Я не знаю, как закончить: я еще ничего тебе не сказала.
Генрих, я... (эти два слова тщательно зачеркнуты, но читаются).
Сегодня почти час не обстреливали. Мы выходили в сад. Мама говорила с твоим папой, потом у нее заболело сердце, и она присела отдохнуть. Твой папа нашел для меня крокус. Я его спросила, что с нами будет. Он сказал, что хочет нас отсюда забрать. Но ему нужен другой самолет; он его раздобудет и прилетит за нами и за мамой. «Если не прилечу, значит, меня сбили. Тогда выйдете под землей. Вас выведет сахиб». (11) Я видела, как мама кивнула ему. У нее было светлое лицо. Он сказал мне, чтобы я не боялась.
Я спросила его, что будет потом: с моим папой, с твоим дядей Рудольфом (12), вообще с немцами, и что будет с ним, если его возьмут в плен? Он ответил, что таких игроков, которые не справились, выводят из команды. Но команда продолжит игру — чтобы я это твердо помнила. Я спросила: как же ее продолжить, если все разбомбили и взорвали — папа об этом все время говорил по радио? Мама на меня накричала, назвала несносной и бесчувственной. Твой папа взял нас обеих за руки и сказал, чтобы мы не ссорились, потому что в Германии наступает время женщин и что женщин победить нельзя.
Мне удалось остаться ненадолго с твоим папой, и я. нарушила нашу клятву, Генрих. Я показала ему «Трубку» (13) и предложила отдать ему ее. Он сказал, что подумает.
Начали обстреливать.
…
Сегодня 28-е. Нас вывезут через два дня. Или мы уйдем. Я сказала об этом маленьким. Они сразу стали собирать игрушки. Им плохо здесь! Они долго не выдержат.
Мама закончила письмо нашему старшему брату Харальду. (14) Она попросила меня показать ей мое письмо для тебя. Я сказала, что уже его отдала. Мне так стыдно. Я никогда до этого так не врала маме.
Мне удалось прийти к твоему отцу на минутку вниз и спросить: нужно ли мне сказать тебе в письме что-то такое, что говорят, когда знают, что больше не встретятся? Он сказал: «На всякий случай скажи. Ты уже выросла, понимаешь, что ни фюрер, ни твой отец, ни я — никто из нас уже не может отвечать за свои слова, как прежде.

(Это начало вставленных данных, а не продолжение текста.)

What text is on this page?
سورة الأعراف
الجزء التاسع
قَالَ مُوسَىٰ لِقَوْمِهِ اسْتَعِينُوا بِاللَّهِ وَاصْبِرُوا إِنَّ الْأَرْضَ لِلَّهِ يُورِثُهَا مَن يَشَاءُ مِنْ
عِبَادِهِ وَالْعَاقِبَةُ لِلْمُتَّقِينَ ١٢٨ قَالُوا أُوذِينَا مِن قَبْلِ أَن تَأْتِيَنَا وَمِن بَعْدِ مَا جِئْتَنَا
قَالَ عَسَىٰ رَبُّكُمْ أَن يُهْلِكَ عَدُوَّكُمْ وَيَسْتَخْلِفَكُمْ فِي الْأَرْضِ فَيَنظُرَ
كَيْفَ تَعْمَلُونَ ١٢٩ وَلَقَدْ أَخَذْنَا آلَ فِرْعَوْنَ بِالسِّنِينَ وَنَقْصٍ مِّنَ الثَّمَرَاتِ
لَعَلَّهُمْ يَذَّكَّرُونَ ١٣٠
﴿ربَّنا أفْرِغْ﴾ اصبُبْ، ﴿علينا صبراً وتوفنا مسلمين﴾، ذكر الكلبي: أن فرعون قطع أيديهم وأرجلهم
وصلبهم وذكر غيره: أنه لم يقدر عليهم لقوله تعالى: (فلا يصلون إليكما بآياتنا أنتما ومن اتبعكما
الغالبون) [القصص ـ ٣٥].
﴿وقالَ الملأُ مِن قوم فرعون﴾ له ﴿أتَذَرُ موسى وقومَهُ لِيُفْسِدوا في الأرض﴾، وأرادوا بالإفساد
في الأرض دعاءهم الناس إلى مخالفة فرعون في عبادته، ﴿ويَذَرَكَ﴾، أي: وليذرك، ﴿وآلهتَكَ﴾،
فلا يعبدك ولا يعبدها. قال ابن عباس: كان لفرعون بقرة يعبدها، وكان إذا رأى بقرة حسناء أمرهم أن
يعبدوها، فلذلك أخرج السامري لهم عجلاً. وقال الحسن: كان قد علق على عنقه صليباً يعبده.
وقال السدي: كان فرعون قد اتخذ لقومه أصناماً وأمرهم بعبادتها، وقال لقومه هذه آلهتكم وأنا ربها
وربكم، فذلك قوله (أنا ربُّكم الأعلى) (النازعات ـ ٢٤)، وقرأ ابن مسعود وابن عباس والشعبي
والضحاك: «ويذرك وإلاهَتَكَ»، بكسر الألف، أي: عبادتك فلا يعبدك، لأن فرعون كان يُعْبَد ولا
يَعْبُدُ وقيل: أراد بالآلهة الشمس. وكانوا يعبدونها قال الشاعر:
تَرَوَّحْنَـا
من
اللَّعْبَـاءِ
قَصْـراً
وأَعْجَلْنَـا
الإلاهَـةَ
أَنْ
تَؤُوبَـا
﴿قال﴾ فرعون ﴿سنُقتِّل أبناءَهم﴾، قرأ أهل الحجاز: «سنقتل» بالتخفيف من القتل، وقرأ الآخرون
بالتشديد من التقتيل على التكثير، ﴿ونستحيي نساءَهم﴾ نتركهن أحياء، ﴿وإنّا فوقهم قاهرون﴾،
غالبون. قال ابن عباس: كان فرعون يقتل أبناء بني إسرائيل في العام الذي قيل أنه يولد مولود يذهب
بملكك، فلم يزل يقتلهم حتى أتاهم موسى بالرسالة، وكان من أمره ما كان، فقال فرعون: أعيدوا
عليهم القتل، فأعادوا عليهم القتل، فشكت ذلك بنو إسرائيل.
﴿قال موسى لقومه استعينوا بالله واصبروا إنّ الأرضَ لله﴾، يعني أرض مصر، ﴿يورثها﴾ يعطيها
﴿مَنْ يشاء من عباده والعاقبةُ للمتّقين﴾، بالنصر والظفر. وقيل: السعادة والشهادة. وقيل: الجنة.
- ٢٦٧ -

Это уже не в нашей власти». Он меня поцеловал. Я напомнила про «трубку». Он сказал, чтобы я оставила «игрушку» себе. Я все поняла. Он не захотел отобрать у меня последнюю надежду. Или он подумал, что это тоже не должно оставаться?

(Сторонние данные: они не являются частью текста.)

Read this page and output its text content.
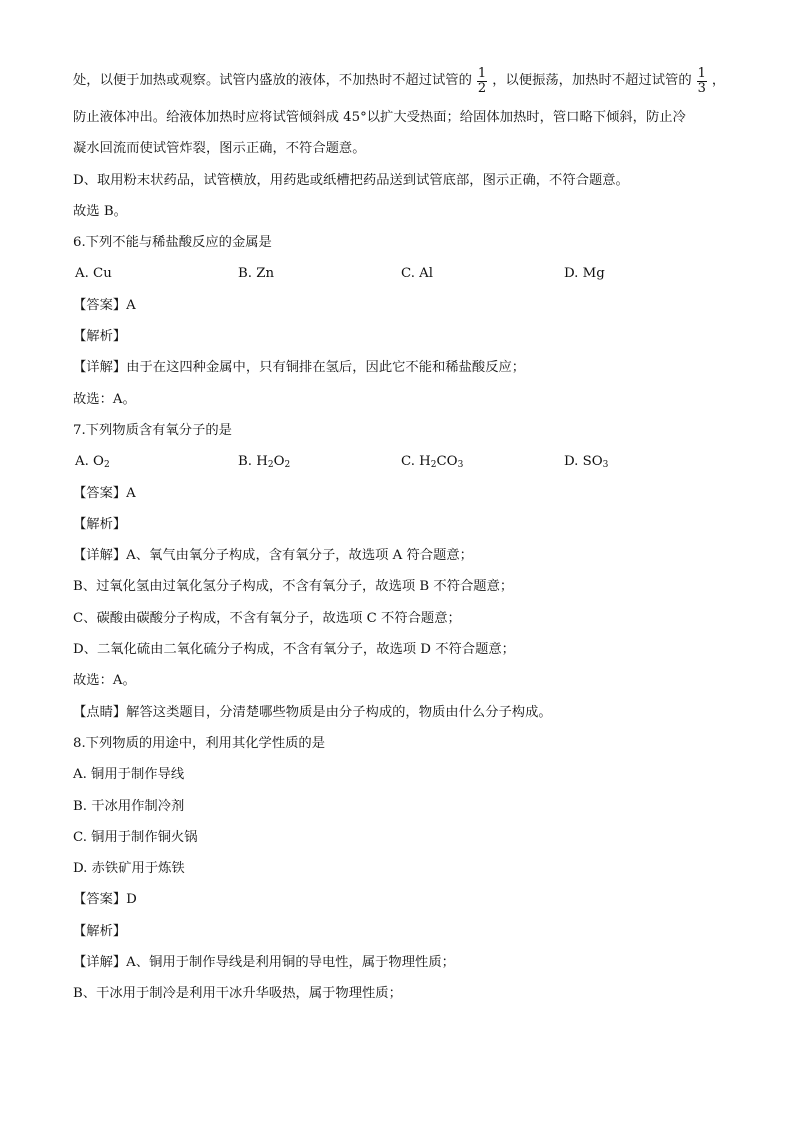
处，以便于加热或观察。试管内盛放的液体，不加热时不超过试管的 $\frac{1}{2}$ ，以便振荡，加热时不超过试管的 $\frac{1}{3}$ ，
防止液体冲出。给液体加热时应将试管倾斜成 45°以扩大受热面；给固体加热时，管口略下倾斜，防止冷
凝水回流而使试管炸裂，图示正确，不符合题意。
D、取用粉末状药品，试管横放，用药匙或纸槽把药品送到试管底部，图示正确，不符合题意。
故选 B。
6.下列不能与稀盐酸反应的金属是
A. Cu	B. Zn	C. Al	D. Mg
【答案】A
【解析】
【详解】由于在这四种金属中，只有铜排在氢后，因此它不能和稀盐酸反应；
故选：A。
7.下列物质含有氧分子的是
A. $O_2$	B. $H_2O_2$	C. $H_2CO_3$	D. $SO_3$
【答案】A
【解析】
【详解】A、氧气由氧分子构成，含有氧分子，故选项 A 符合题意；
B、过氧化氢由过氧化氢分子构成，不含有氧分子，故选项 B 不符合题意；
C、碳酸由碳酸分子构成，不含有氧分子，故选项 C 不符合题意；
D、二氧化硫由二氧化硫分子构成，不含有氧分子，故选项 D 不符合题意；
故选：A。
【点睛】解答这类题目，分清楚哪些物质是由分子构成的，物质由什么分子构成。
8.下列物质的用途中，利用其化学性质的是
A. 铜用于制作导线
B. 干冰用作制冷剂
C. 铜用于制作铜火锅
D. 赤铁矿用于炼铁
【答案】D
【解析】
【详解】A、铜用于制作导线是利用铜的导电性，属于物理性质；
B、干冰用于制冷是利用干冰升华吸热，属于物理性质；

Но твой папа честный. Я на всякий случай с тобой попрощаюсь. Сейчас мне нужно отдать письмо. Потом пойду наверх, к маленьким. Я им ничего не скажу. Раньше мы были мы, а теперь, с этой минуты, есть они и я.

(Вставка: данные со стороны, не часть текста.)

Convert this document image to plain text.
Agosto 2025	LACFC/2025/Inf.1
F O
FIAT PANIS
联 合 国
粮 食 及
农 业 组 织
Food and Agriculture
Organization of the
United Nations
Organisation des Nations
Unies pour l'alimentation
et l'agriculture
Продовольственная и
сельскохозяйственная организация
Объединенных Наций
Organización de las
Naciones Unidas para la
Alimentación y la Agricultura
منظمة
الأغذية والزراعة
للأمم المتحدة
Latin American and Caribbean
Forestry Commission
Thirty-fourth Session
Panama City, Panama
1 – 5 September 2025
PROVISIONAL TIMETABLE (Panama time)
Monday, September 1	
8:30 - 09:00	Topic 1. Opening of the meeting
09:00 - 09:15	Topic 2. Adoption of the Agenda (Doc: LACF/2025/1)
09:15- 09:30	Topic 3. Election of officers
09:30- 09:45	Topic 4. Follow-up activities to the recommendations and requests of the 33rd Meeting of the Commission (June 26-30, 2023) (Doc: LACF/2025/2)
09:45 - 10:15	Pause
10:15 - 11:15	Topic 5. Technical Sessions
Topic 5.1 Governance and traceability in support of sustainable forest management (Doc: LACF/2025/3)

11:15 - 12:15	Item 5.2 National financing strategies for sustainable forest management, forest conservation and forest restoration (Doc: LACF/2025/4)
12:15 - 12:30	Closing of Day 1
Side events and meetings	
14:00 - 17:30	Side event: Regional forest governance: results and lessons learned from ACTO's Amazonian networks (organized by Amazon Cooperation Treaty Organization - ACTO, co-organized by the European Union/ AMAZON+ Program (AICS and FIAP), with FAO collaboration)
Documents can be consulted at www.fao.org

Генрих, ты помнишь, как мы с тобой убежали в нашем саду, в Рейхольсгрюне, и прятались целую ночь. Помнишь, что я тогда сделала и как тебе это не понравилось? А если бы я это сделала теперь? Ты тогда сказал, что целуются одни девчонки. А теперь? Можно, я представлю себе, что опять это сделала? Я не знаю, что ты ответишь… но я уже. представила. Мне так хорошо, что у меня это есть, очень уже давно, с самого нашего детства, когда мы с тобой первый раз встретились. И что это выросло и теперь такое же, как у взрослых, как у твоей мамы к твоему отцу. Я всегда им так завидовала!
Не думай, что я предательница. Я люблю папу и маму, я их не сужу, и это так и должно быть, что мы будем все вместе.
Я слабая. Но у меня есть Гете…
Нельзя и некуда идти,
Да если даже уйти от стражи,
Что хуже участи бродяжьей?
С сумою, по чужим, одной
Шататься с совестью больной,
Всегда с оглядкой, нет ли сзади
Врагов и сыщиков в засаде!
Генрих.
И вижу я живо
Походку его,
И стан горделивый,
И глаз колдовство.
И слух мой чаруя,
Течет его речь,
И жар поцелуя
Грозит меня сжечь.
Где духу набраться,
Чтоб страх победить,
Рвануться, прижаться,
Руками обвить?
Генрих. Генрих.
Когда буду отдавать письмо, поцелую твоего папу.
Хельга.»»»»»»»»»»»»»
Примечания:
>1. Теодор Морелль — личный врач Гитлера, пичкавший его сомнительными препаратами. В 1944 году был отставлен от должности. Гитлер, однако, продолжал держать Морелля при себе, пока тот в апреле 1945-го не сбежал из Берлина.
>2. Генрих и Анна — двойняшки, сын и дочь Маргариты Гесс и Роберта Лея.
>3. Науман Вернер — статс-секретарь Министерства пропаганды. Преемник Геббельса — имперский министр народного просвещения и пропаганды в правительстве Деница.
>4. Блонди — любимая овчарка Гитлера. Из потомства овчарки Берты, собаки Рудольфа Гесса.
>5. Людвиг — дельфин. Одно их первых экспериментальных животных, при помощи которого делались попытки лечить нервные расстройства у детей.